Of, in our case at Chinta Ria, diners. These days I am a sucker for a good broth, making my own nearly weekly by simply adding all the ingredients to the slow cooker and leaving it for a day. However, to make them yourself on the stove it is still incredibly simple, it just requires a little more attention. Watch my video recipe here on how to make a brilliant broth, albeit a Turducken stock- from the bones of meat number 52 from last year’s 52 meats challenge.
The Tom Tom Broth was beautiful, and the geek in me could feel my super powers strengthening as I slurped away… I find it very hard to go past Satay chicken skewers, so we had them too- pretty damn good. I chose the Mama’s Mood for main- slow cooked chicken and shitake mushrooms with ginger and Chinese rice wine. This was also pretty good, so I left this place incredibly satisfied, and one f the biggest reasons I haven’t even mentioned yet- The Mixed Greens!
This is where the geek fully comes out- these were easily the best greens I’ve had at a restaurant; crisp, tasty and delicious.
And that’s probably about time for me to quick, before I lead you into thoughts about how sad I am. Bone broths, greens and health… clearly get me going. NN, please take over, before I lose them…
I can’t believe MC didn’t mention the greens earlier in the piece. They were incredibly delicious, and as MC mentioned, were probably some of the best greens we’ve ever had, however, MC was unusually over enthusiastic about them, and those bloody greens became the main topic of conversation that night (well that and geeky training talk, but that’s a different story).
Saturday night was the first time I felt like that stereotypical geeky training couple. We were going off over the greens and debating **cough** arguing, over who we thought were the world’s greatest athletes … total nerds…

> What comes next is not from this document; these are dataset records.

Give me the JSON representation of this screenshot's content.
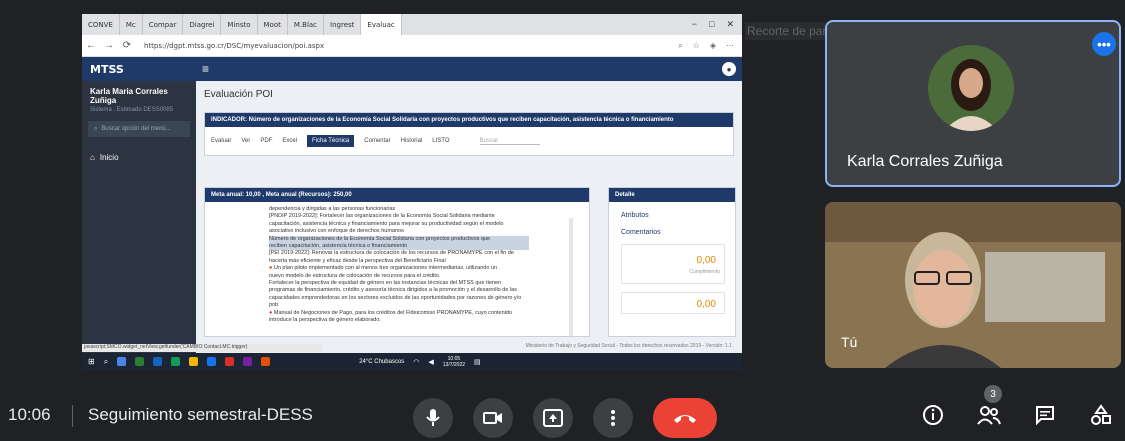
{
  "browser": {
    "tabs": [
      {
        "label": "CONVE"
      },
      {
        "label": "Mc"
      },
      {
        "label": "Compar"
      },
      {
        "label": "Diagrei"
      },
      {
        "label": "Minsto"
      },
      {
        "label": "Moot"
      },
      {
        "label": "M.Blac"
      },
      {
        "label": "Ingrest"
      },
      {
        "label": "Evaluac"
      }
    ],
    "url": "https://dgpt.mtss.go.cr/DSC/myevaluacion/poi.aspx",
    "status_url": "javascript:SMCO.widget_netView.getfunder('CAMBIO Contact.MC.trigger)"
  },
  "app": {
    "logo": "MTSS",
    "user_name": "Karla Maria Corrales Zuñiga",
    "user_sub": "Sistema . Estimado DESS0085",
    "search_placeholder": "Buscar opción del menú...",
    "nav_home": "Inicio",
    "page_title": "Evaluación POI",
    "indicator": "INDICADOR: Número de organizaciones de la Economía Social Solidaria con proyectos productivos que reciben capacitación, asistencia técnica o financiamiento",
    "toolbar": [
      "Evaluar",
      "Ver",
      "PDF",
      "Excel",
      "Ficha Técnica",
      "Comentar",
      "Historial",
      "LISTO"
    ],
    "toolbar_search": "Buscar",
    "meta_header": "Meta anual: 10,00 , Meta anual (Recursos): 250,00",
    "tree": [
      "dependencia y dirigidas a las personas funcionarias",
      "[PNDIP 2019-2022]: Fortalecer las organizaciones de la Economía Social Solidaria mediante",
      "capacitación, asistencia técnica y financiamiento para mejorar su productividad según el modelo",
      "asociativo inclusivo con enfoque de derechos humanos",
      "Número de organizaciones de la Economía Social Solidaria con proyectos productivos que",
      "reciben capacitación, asistencia técnica o financiamiento",
      "[PEI 2019-2022]: Renovar la estructura de colocación de los recursos de PRONAMYPE con el fin de",
      "hacerla más eficiente y eficaz desde la perspectiva del Beneficiario Final",
      "Un plan piloto implementado con al menos tres organizaciones intermediarias, utilizando un",
      "nuevo modelo de estructura de colocación de recursos para el crédito.",
      "Fortalecer la perspectiva de equidad de género en las instancias técnicas del MTSS que tienen",
      "programas de financiamiento, crédito y asesoría técnica dirigidos a la promoción y el desarrollo de las",
      "capacidades emprendedoras en los sectores excluidos de las oportunidades por razones de género y/o",
      "pob",
      "Manual de Negociones de Pago, para los créditos del Fideicomiso PRONAMYPE, cuyo contenido",
      "introduce la perspectiva de género elaborado."
    ],
    "detail_header": "Detalle",
    "detail_items": [
      "Atributos",
      "Comentarios"
    ],
    "detail_values": [
      {
        "value": "0,00",
        "caption": "Cumplimiento"
      },
      {
        "value": "0,00",
        "caption": ""
      }
    ],
    "footer_note": "Ministerio de Trabajo y Seguridad Social - Todos los derechos reservados 2019 - Versión: 1.1"
  },
  "taskbar": {
    "weather": "24°C Chubascos",
    "time": "10:05",
    "date": "13/7/2022"
  },
  "meet": {
    "caption_preview": "Recorte de pantalla completa",
    "participant_name": "Karla Corrales Zuñiga",
    "self_label": "Tú",
    "clock": "10:06",
    "meeting_title": "Seguimiento semestral-DESS",
    "participant_count": "3",
    "end_color": "#ea4335",
    "accent": "#1a73e8"
  }
}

Anyways, greens aside, my meal was nowhere near as delicious as MCs, and that is because I ordered the wrong dish. What sounded like a wholesome chicken dish, in reality, turned out to be little pieces of thick battered, deep fried chicken coated in a thick mayonnaise dressing. I felt tricked into ordering this as the description given was ‘lightly coated & wok tossed chicken pieces’.

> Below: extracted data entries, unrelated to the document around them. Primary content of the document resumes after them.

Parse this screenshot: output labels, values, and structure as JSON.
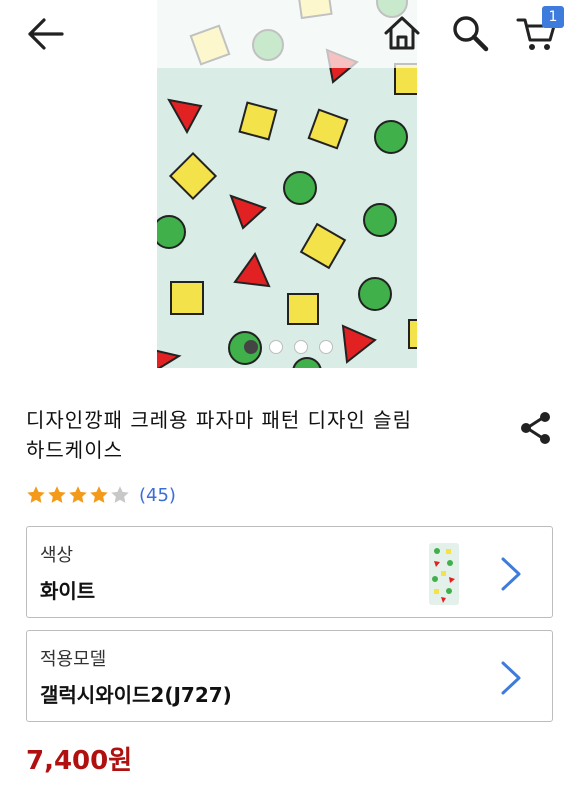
{
  "header": {
    "back_icon": "arrow-left-icon",
    "home_icon": "home-icon",
    "search_icon": "search-icon",
    "cart_icon": "shopping-cart-icon",
    "cart_count": "1"
  },
  "gallery": {
    "slide_count": 4,
    "active_slide": 1,
    "background": "#d9ece6"
  },
  "product": {
    "title_line1": "디자인깡패 크레용 파자마 패턴 디자인 슬림",
    "title_line2": "하드케이스",
    "rating": 4,
    "rating_max": 5,
    "review_count": "(45)",
    "price": "7,400원"
  },
  "options": {
    "color": {
      "label": "색상",
      "value": "화이트"
    },
    "model": {
      "label": "적용모델",
      "value": "갤럭시와이드2(J727)"
    }
  },
  "colors": {
    "accent": "#3a6fd8",
    "price": "#b01010",
    "star_filled": "#f39a1a",
    "star_empty": "#c8c8c8",
    "chevron": "#3d7bdc"
  }
}
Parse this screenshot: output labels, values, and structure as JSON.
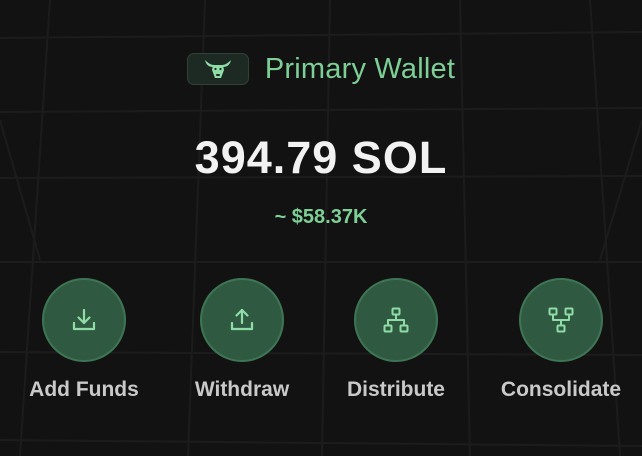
{
  "wallet": {
    "name": "Primary Wallet",
    "logo_icon": "bull-head-icon",
    "balance": "394.79 SOL",
    "fiat_estimate": "~ $58.37K"
  },
  "actions": [
    {
      "label": "Add Funds",
      "icon": "download-tray-icon"
    },
    {
      "label": "Withdraw",
      "icon": "upload-tray-icon"
    },
    {
      "label": "Distribute",
      "icon": "hierarchy-icon"
    },
    {
      "label": "Consolidate",
      "icon": "merge-nodes-icon"
    }
  ],
  "colors": {
    "accent": "#7dcf96",
    "button_fill": "#2f5a41",
    "background": "#121212"
  }
}
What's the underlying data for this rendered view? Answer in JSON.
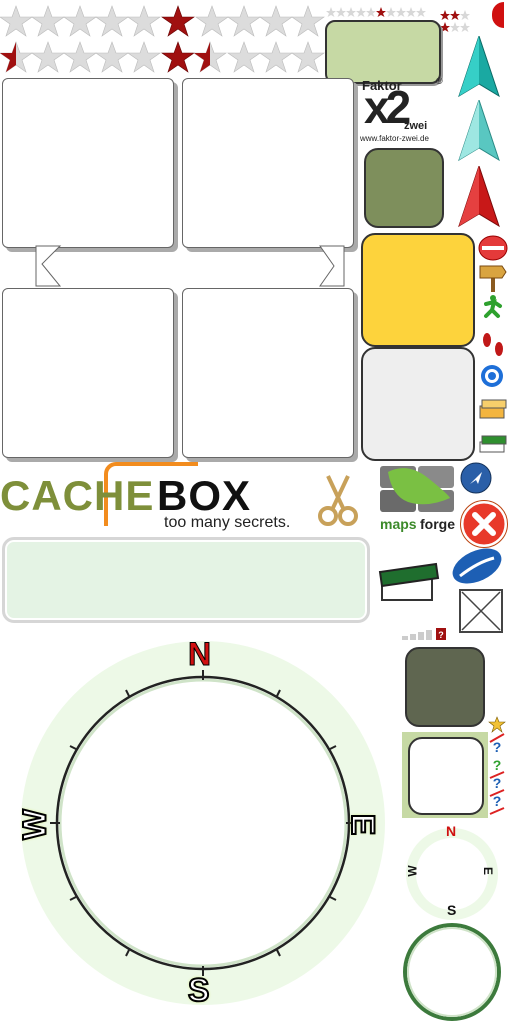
{
  "logo_cachebox": {
    "word_left": "CACHE",
    "word_right": "BOX",
    "tagline": "too many secrets."
  },
  "logo_faktor": {
    "line1": "Faktor",
    "big": "x2",
    "line2": "zwei",
    "url": "www.faktor-zwei.de",
    "registered": "®"
  },
  "logo_mapsforge": {
    "text_left": "maps",
    "text_right": "forge"
  },
  "compass_big": {
    "n": "N",
    "e": "E",
    "s": "S",
    "w": "W"
  },
  "compass_small": {
    "n": "N",
    "e": "E",
    "s": "S",
    "w": "W"
  },
  "colors": {
    "star_filled": "#a01010",
    "star_empty": "#d8d8d8",
    "panel_green": "#c6d9a4",
    "tile_olive": "#7e8f5c",
    "tile_yellow": "#fdd33c",
    "tile_grey": "#eeeeee",
    "tile_dark": "#5f6650",
    "input_green": "#e4f3e4",
    "compass_ring": "#edf9e7"
  },
  "icons": [
    "red-star-icon",
    "arrow-teal-icon",
    "arrow-red-icon",
    "stop-icon",
    "signpost-icon",
    "runner-icon",
    "footprints-icon",
    "target-icon",
    "cache-box-icon",
    "scissors-icon",
    "close-icon",
    "navigation-icon",
    "ruler-icon",
    "checkbox-icon",
    "signal-icon",
    "question-icon"
  ]
}
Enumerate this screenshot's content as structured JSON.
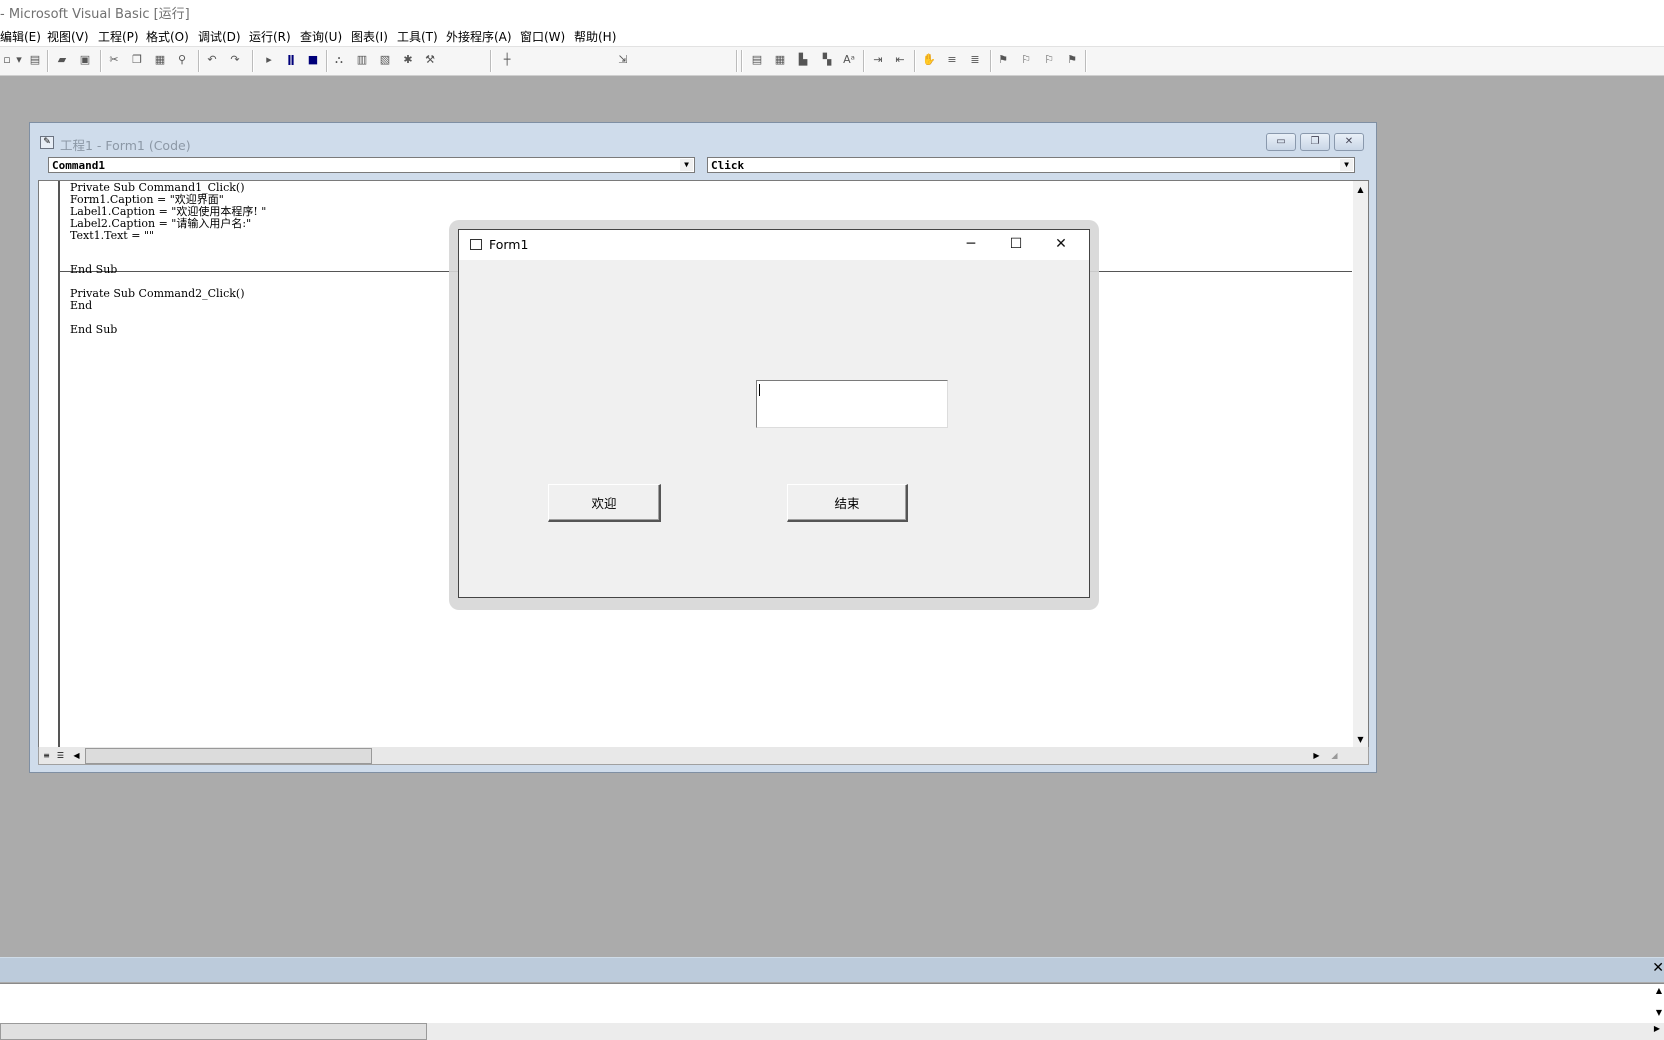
{
  "app": {
    "title": "- Microsoft Visual Basic [运行]"
  },
  "menu": [
    {
      "label": "编辑(E)"
    },
    {
      "label": "视图(V)"
    },
    {
      "label": "工程(P)"
    },
    {
      "label": "格式(O)"
    },
    {
      "label": "调试(D)"
    },
    {
      "label": "运行(R)"
    },
    {
      "label": "查询(U)"
    },
    {
      "label": "图表(I)"
    },
    {
      "label": "工具(T)"
    },
    {
      "label": "外接程序(A)"
    },
    {
      "label": "窗口(W)"
    },
    {
      "label": "帮助(H)"
    }
  ],
  "toolbar_icons": [
    "add-form-icon",
    "add-module-icon",
    "open-icon",
    "save-icon",
    "cut-icon",
    "copy-icon",
    "paste-icon",
    "find-icon",
    "undo-icon",
    "redo-icon",
    "start-icon",
    "break-icon",
    "end-icon",
    "project-explorer-icon",
    "properties-icon",
    "form-layout-icon",
    "object-browser-icon",
    "toolbox-icon",
    "position-icon",
    "size-icon"
  ],
  "code_window": {
    "caption": "工程1 - Form1 (Code)",
    "object_combo": "Command1",
    "procedure_combo": "Click",
    "code_lines": [
      "Private Sub Command1_Click()",
      "Form1.Caption = \"欢迎界面\"",
      "Label1.Caption = \"欢迎使用本程序! \"",
      "Label2.Caption = \"请输入用户名:\"",
      "Text1.Text = \"\"",
      "",
      "End Sub",
      "",
      "Private Sub Command2_Click()",
      "End",
      "",
      "End Sub"
    ]
  },
  "form1": {
    "title": "Form1",
    "textbox_value": "",
    "button_welcome": "欢迎",
    "button_end": "结束"
  }
}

In my head I thought that ‘lightly coated’ would have been exactly that, lightly coated, and in hindsight I really should’ve asked the waiter what it meant.

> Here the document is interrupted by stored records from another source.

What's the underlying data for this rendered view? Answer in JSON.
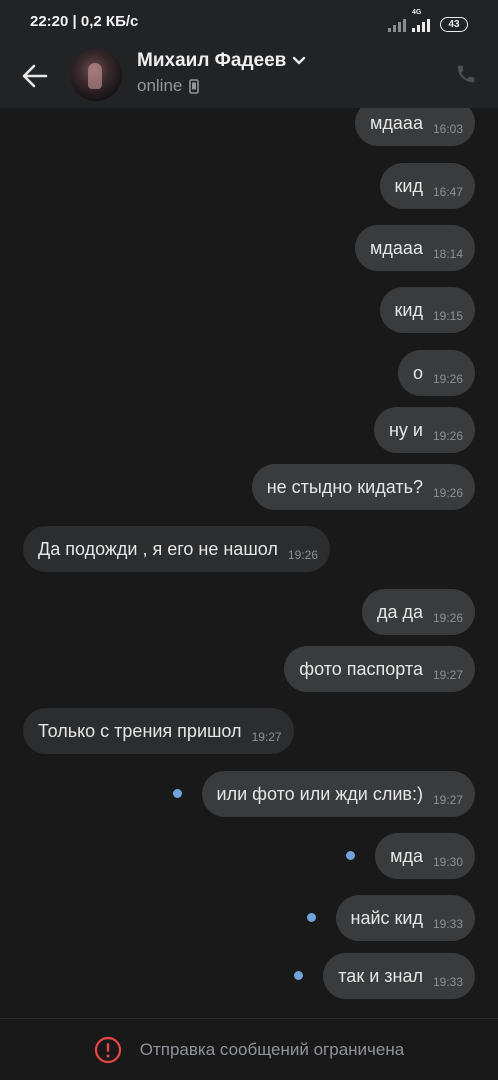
{
  "status_bar": {
    "time_and_speed": "22:20 | 0,2 КБ/с",
    "network_label": "4G",
    "battery": "43"
  },
  "header": {
    "contact_name": "Михаил Фадеев",
    "status": "online",
    "icons": [
      "back-arrow-icon",
      "chevron-down-icon",
      "phone-device-icon",
      "phone-call-icon"
    ]
  },
  "messages": [
    {
      "dir": "out",
      "text": "мдааа",
      "time": "16:03",
      "unread": false
    },
    {
      "dir": "out",
      "text": "кид",
      "time": "16:47",
      "unread": false
    },
    {
      "dir": "out",
      "text": "мдааа",
      "time": "18:14",
      "unread": false
    },
    {
      "dir": "out",
      "text": "кид",
      "time": "19:15",
      "unread": false
    },
    {
      "dir": "out",
      "text": "о",
      "time": "19:26",
      "unread": false
    },
    {
      "dir": "out",
      "text": "ну и",
      "time": "19:26",
      "unread": false
    },
    {
      "dir": "out",
      "text": "не стыдно кидать?",
      "time": "19:26",
      "unread": false
    },
    {
      "dir": "in",
      "text": "Да подожди , я его не нашол",
      "time": "19:26",
      "unread": false
    },
    {
      "dir": "out",
      "text": "да да",
      "time": "19:26",
      "unread": false
    },
    {
      "dir": "out",
      "text": "фото паспорта",
      "time": "19:27",
      "unread": false
    },
    {
      "dir": "in",
      "text": "Только с трения пришол",
      "time": "19:27",
      "unread": false
    },
    {
      "dir": "out",
      "text": "или фото или жди слив:)",
      "time": "19:27",
      "unread": true
    },
    {
      "dir": "out",
      "text": "мда",
      "time": "19:30",
      "unread": true
    },
    {
      "dir": "out",
      "text": "найс кид",
      "time": "19:33",
      "unread": true
    },
    {
      "dir": "out",
      "text": "так и знал",
      "time": "19:33",
      "unread": true
    }
  ],
  "footer": {
    "notice": "Отправка сообщений ограничена",
    "icon": "alert-circle-icon",
    "icon_color": "#e64646"
  },
  "colors": {
    "background": "#19191a",
    "bar": "#222325",
    "outgoing_bubble": "#3a3b3c",
    "incoming_bubble": "#2c2d2e",
    "unread_dot": "#71a4da"
  }
}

I learnt a lesson that night – never assume that what is described is what you think it is, and, if in doubt, always ask the waiter. I ate a tiny bit, but unfortunately the majority of the plate was left untouched – and before you even think ‘what a waste’, no it wasn’t because I wasn’t going to compromise my stance on quality food, for the sake of saving money.
I can’t believe that it is Week 32 already! MC and I have had quite a difference in opinions on the restaurants in the past month, so I hope that our newly made list will bring us some unity in the coming weeks.